EBV-positive diffuse large B-cell lymphoma, not otherwise specified (EBV+ DLBCL-NOS), is an EBV-positive clonal B-cell lymphoid proliferation and circulating EBV-DNA is a great indicator for prognosis among EBV associated disease. In this retrospective study, we report 66 EBV+ DLBCL cases among 2137 DLBCL-NOS cases diagnosed from 2013 to 2021 (prevalence of 6.0%). After a median follow-up of 27 months, progression-free survival (PFS) and overall survival (OS) at 2 years were 39.5% ± 6.2% and 53.6% ± 6.4%, respectively. Multivariate analysis showed that only the biomarker of the positivity of post treatment EBV-DNA had a borderline correlation with shorter PFS and OS (PFS: P = 0.053; OS: P = 0.065). Patients were divided into three subgroups according to dynamic changes of EBV-DNA status: EBV-DNA persistently negative group, EBV-DNA persistently positive group, and EBV-DNA transformed from positive to negative group; among the three groups, patients of the persistently positive group had worst PFS and OS (P = 0.0527 and P = 0.0139, respectively). Decline in EBV copies correlated significantly with treatment response as well. In conclusion, circulating EBV-DNA level played a vital role in prognostic and monitoring marker for EBV+ DLBCL-NOS.

MYC-induced cytidine metabolism regulates survival and drug resistance via cGas-STING pathway in mantle cell lymphoma.
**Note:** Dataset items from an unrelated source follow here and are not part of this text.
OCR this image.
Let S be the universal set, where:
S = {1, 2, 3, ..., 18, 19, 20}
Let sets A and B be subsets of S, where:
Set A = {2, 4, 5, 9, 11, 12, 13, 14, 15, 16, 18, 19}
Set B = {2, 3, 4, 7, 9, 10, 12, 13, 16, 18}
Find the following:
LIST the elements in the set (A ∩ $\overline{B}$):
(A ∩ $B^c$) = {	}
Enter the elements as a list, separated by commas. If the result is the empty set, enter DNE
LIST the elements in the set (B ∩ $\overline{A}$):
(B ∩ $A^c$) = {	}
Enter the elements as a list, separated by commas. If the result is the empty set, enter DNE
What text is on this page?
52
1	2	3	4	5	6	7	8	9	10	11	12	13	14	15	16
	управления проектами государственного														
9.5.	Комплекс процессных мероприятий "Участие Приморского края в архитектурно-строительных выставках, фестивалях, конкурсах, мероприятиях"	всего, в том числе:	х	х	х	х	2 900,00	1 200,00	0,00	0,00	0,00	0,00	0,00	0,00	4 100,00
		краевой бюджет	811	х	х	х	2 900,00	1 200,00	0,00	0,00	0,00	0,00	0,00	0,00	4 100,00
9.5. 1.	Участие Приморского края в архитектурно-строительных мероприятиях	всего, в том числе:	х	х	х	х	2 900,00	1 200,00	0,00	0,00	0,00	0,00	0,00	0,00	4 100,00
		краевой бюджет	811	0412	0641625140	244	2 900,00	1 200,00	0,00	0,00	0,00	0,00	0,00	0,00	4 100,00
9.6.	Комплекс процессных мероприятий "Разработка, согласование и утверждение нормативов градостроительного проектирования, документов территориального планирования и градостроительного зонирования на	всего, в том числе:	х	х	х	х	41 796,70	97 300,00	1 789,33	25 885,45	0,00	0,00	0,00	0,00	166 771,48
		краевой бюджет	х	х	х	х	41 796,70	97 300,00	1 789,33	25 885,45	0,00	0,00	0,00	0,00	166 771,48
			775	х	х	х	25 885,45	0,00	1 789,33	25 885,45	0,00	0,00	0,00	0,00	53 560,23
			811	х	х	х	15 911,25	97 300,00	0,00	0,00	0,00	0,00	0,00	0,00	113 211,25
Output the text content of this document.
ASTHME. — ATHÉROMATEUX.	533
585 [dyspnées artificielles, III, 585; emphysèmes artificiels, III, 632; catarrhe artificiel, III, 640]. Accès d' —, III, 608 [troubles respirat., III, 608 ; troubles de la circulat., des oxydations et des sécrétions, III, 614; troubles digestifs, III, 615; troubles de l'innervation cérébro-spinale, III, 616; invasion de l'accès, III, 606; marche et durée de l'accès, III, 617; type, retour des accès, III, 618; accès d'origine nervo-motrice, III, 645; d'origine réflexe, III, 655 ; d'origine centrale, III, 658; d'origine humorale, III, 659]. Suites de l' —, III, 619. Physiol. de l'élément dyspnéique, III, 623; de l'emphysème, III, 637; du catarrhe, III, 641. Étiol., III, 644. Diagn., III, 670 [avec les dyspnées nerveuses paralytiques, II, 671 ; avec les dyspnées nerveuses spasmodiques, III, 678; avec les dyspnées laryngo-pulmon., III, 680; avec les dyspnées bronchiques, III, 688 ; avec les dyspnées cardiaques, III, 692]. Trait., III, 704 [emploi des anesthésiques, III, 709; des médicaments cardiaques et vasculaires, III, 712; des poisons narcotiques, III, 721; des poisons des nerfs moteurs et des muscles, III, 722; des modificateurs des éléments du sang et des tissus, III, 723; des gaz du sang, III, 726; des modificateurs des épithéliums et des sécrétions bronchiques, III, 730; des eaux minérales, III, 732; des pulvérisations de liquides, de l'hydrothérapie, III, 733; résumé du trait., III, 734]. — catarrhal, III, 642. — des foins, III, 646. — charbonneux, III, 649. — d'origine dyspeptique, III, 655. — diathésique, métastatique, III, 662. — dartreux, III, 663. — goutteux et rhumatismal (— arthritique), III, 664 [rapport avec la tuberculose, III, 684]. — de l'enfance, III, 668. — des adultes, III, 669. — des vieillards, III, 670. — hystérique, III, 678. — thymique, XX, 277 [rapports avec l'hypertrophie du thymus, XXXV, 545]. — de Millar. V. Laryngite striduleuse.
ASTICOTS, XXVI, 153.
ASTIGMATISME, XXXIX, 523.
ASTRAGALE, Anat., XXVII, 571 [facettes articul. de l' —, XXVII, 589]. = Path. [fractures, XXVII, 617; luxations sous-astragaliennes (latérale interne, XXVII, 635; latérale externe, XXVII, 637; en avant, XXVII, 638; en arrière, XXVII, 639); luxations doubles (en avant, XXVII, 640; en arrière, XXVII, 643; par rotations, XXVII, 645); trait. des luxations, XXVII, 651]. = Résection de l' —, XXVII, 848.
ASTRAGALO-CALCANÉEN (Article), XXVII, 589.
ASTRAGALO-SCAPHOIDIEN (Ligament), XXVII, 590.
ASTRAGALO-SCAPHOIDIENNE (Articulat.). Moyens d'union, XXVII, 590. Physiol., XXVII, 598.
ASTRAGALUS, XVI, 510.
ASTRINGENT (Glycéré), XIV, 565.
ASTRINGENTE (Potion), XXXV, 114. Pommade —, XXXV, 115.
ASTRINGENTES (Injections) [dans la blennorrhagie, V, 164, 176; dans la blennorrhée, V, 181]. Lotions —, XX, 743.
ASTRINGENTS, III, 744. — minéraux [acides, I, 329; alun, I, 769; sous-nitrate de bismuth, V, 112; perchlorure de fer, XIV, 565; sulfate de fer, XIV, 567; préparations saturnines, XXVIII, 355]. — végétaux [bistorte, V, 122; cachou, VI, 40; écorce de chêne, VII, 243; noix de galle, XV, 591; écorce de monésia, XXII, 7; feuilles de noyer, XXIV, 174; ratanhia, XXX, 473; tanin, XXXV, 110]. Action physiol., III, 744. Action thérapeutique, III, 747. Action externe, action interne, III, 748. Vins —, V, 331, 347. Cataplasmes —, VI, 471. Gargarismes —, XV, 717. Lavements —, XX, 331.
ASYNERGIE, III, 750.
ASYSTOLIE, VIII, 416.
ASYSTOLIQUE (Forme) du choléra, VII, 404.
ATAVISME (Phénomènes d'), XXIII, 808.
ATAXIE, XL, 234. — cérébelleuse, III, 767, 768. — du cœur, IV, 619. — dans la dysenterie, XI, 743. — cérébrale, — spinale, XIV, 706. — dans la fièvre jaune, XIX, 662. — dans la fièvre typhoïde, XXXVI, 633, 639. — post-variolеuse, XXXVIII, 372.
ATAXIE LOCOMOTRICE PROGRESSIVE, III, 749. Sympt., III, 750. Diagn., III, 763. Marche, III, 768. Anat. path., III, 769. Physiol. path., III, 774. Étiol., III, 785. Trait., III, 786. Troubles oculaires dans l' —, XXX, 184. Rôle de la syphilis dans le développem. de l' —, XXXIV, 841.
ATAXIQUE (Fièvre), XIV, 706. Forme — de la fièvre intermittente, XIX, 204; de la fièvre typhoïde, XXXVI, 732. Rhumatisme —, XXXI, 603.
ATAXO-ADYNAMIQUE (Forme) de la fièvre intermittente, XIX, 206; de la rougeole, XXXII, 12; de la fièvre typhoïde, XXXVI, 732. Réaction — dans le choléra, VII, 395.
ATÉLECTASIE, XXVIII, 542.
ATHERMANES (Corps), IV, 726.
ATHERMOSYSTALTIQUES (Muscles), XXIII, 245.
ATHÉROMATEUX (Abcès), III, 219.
Lymphocyte proliferation and tumourigenesis are dependent on nucleotide synthesis to support DNA, RNA and phospholipid synthesis. Here, we identified that reprogramming of nucleotide metabolism as an important factor divides mantle cell lymphoma (MCL) into two groups with different transcriptional signalling pathways and varying prognoses. We establish a nucleotide metabolism-related prognostic model that includes six genes with different regression coefficients, which significantly predicts prognosis for MCL patients (p < 0.0001). Of these six genes, de novo CTP synthesis pathway enzyme CTPS1 whose inhibitor (STP938) is already in clinical trials for relapsed/refractory lymphomas (NCT05463263) has the highest regression coefficient. An increase in CTPS1 expression predicts adverse overall survival and progression-free survival with independent prognostic significance in 105 primary MCL samples and GEO database (GSE93291). CRISPR CTPS1 knockout causes DNA damage and proliferation defects in MCL. Additionally, MYC positively regulates CTPS1 expression, and TP53-aberrant and ibrutinib-resistant MCL cells also rely on cytidine metabolism. Furthermore, besides the obvious decreased CTP pool caused by CTPS1 deficiency, CTPS1 inhibition may also induce immune-related responses via activating dsDNA-cGAS-STING pathway, which plays a crucial role in impeding tumour growth in MCL patients.